The congregation, which left historic Christ Church on Johnson Square in 2011, has gathered to worship at the 207 Bull St. facility since. The congregation will leave the Bull Street site at 10:45 a.m. Sunday and proceed to its new location at Bull and 37th streets.
The first services there will be at 8 a.m. and 10:30 a.m. Feb 1, said the Rev. Marc Robertson, senior pastor.
The church's new home is in the newly renovated 100-year-old church building that was originally home to Hull Presbyterian Church. It most recently was owned by the Christian Revival and Restoration Center.
"The hospitality of the Rev. Terry Johnson and the people of Independent Presbyterian Church has been overwhelming," Robertson said. "I could not be more thankful for these past three years or more excited about our future."
He said the new location is in a building formerly used by the Rev. Freddie Hebron, whom he called a close friend and partner in ministry.
"It is an honor to be in the same building where he preached," Robertson said. "What's more we are thrilled with the opportunity to bring together our congregation with our friends from the Christian Revival Center."
The move comes several years after a dispute over doctrine with the Episcopal Church at Christ Church led the Anglican congregation to disaffiliate itself with the Episcopalian Church.
In September 2007, the local church's leadership voted to leave the national group and keep the church property at Christ Church and align itself with conservative Anglican congregations in Africa.
The Episcopal Diocese of Georgia filed suit the same year asking the court, among other things, to declare that all property of Christ Church was held in trust by the Diocese of Georgia for the Episcopal Church.
Three courts, beginning with Chatham County Superior Court Judge Michael Karpf and followed by the Georgia Court of Appeals, ruled with the Episcopal church and against the Anglican congregation.

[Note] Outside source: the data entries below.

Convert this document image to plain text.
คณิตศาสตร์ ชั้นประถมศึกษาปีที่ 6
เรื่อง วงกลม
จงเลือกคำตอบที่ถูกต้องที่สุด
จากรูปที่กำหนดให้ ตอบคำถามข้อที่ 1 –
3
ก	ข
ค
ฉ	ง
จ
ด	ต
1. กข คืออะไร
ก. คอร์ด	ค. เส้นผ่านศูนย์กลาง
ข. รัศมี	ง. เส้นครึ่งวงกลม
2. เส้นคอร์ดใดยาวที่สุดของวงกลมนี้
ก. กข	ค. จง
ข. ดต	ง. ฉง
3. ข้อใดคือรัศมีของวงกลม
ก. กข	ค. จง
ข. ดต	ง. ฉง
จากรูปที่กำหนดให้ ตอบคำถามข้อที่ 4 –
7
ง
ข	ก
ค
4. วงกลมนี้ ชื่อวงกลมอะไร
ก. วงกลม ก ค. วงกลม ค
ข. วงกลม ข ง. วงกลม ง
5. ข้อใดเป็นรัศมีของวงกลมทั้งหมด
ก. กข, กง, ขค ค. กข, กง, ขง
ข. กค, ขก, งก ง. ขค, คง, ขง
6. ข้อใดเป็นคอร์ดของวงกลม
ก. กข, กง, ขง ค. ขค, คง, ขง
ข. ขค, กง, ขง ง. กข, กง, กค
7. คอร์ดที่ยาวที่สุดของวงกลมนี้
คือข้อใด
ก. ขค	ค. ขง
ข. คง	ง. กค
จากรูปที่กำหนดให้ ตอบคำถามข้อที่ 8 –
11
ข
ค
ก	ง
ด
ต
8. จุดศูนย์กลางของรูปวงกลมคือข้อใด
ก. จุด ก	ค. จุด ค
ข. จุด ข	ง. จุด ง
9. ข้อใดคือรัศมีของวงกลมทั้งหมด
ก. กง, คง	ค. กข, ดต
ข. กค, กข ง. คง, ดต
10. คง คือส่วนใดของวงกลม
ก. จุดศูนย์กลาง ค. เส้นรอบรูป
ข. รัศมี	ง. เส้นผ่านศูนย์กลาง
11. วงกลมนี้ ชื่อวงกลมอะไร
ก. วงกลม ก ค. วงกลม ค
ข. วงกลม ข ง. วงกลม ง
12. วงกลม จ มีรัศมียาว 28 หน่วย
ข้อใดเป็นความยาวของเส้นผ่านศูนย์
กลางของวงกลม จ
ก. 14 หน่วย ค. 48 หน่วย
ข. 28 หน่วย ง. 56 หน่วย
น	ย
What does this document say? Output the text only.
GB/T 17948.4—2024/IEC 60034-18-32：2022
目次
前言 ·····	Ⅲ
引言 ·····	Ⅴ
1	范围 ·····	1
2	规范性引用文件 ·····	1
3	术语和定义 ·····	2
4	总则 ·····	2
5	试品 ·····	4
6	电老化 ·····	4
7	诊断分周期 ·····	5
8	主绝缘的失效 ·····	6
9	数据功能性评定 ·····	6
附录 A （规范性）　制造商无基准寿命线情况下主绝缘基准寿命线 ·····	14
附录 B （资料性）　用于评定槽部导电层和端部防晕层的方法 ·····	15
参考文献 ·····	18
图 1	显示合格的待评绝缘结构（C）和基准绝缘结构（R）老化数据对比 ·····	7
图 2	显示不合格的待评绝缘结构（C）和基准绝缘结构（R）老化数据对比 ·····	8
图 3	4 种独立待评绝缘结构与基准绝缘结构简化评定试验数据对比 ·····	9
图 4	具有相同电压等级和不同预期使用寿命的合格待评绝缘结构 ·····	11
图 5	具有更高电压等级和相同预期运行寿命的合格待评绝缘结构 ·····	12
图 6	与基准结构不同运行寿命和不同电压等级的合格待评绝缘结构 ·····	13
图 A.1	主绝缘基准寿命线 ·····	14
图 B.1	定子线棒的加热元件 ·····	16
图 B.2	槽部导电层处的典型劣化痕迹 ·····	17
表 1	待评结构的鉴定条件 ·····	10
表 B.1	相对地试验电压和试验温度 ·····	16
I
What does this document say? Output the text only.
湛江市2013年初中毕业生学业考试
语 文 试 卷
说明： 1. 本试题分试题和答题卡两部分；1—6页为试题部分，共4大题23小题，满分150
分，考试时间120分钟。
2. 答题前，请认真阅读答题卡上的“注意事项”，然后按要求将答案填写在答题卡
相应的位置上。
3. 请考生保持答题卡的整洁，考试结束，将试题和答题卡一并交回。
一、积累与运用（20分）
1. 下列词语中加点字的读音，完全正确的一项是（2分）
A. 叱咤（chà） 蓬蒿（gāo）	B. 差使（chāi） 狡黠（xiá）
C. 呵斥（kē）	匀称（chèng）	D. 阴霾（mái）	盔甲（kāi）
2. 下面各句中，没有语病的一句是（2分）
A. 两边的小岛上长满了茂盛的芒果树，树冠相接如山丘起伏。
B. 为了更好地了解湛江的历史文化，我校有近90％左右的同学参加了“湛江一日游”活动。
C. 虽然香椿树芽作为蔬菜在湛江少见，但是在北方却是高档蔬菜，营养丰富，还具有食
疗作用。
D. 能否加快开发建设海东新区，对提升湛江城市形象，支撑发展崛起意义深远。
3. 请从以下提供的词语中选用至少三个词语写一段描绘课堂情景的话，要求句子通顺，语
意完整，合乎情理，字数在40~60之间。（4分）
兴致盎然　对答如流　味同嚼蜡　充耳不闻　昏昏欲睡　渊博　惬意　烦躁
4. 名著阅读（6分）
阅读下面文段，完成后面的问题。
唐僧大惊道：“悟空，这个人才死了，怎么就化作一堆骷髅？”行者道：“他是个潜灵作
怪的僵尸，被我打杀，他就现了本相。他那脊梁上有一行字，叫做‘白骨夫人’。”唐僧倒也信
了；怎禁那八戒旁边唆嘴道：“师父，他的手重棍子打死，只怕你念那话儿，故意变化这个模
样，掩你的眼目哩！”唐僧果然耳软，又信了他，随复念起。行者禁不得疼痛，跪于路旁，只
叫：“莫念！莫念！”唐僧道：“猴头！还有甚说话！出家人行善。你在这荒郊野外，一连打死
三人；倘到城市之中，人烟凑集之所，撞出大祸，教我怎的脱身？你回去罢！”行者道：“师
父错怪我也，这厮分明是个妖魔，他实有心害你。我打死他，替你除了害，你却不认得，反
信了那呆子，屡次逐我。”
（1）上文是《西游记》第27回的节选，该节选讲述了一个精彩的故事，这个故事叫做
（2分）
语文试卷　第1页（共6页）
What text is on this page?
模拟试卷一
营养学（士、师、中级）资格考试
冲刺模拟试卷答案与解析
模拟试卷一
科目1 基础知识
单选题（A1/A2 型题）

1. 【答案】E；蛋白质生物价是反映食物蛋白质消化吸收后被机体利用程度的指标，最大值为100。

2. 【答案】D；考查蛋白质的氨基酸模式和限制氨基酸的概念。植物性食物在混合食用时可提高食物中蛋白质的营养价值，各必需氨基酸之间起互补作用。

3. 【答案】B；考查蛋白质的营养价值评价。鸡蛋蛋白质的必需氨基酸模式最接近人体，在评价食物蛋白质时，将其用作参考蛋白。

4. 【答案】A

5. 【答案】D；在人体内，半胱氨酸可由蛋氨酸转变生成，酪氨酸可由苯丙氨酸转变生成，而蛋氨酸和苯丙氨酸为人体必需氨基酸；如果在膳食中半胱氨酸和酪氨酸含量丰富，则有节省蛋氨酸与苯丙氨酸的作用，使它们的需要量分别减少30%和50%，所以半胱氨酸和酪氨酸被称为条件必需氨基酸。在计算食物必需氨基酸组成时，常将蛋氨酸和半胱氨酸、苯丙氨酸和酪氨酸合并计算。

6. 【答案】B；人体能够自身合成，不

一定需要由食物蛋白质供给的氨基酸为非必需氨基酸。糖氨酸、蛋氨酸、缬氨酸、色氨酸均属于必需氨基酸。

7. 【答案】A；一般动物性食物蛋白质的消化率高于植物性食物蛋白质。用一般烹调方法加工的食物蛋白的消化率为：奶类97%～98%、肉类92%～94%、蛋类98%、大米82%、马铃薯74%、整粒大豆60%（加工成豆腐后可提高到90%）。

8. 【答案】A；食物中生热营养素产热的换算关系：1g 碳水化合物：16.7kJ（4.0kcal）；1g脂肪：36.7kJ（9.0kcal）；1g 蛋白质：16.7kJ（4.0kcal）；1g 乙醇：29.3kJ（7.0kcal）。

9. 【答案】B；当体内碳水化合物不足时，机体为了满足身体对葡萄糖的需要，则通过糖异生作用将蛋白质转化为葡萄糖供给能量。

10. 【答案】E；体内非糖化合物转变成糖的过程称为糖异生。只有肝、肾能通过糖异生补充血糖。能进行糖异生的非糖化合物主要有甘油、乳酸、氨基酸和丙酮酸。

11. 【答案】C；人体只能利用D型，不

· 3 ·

In the end, Episcopal Diocese of Georgia retained all endowment funds, property and assets of Christ Church Episcopal and exclusive right to use the designations of "Christ Church, Savannah," and "the Mother Church of Georgia."
The Anglican congregation that separated from the Episcopal Church during the legal battle then incorporated as Christ Church Anglican. It relinquished the Johnson Square property in December 2011 after the Georgia Supreme Court ruled against them.
Its more than 400 members walked down Bull Street after a final service on Dec. 11, 2011, and moved its services to the Independent Presbyterian site.
Robertson said the Anglican congregation has retained property at Drayton and 37th streets that initially had been considered for the new church site and renamed it the Whitefield Center, an urban mission.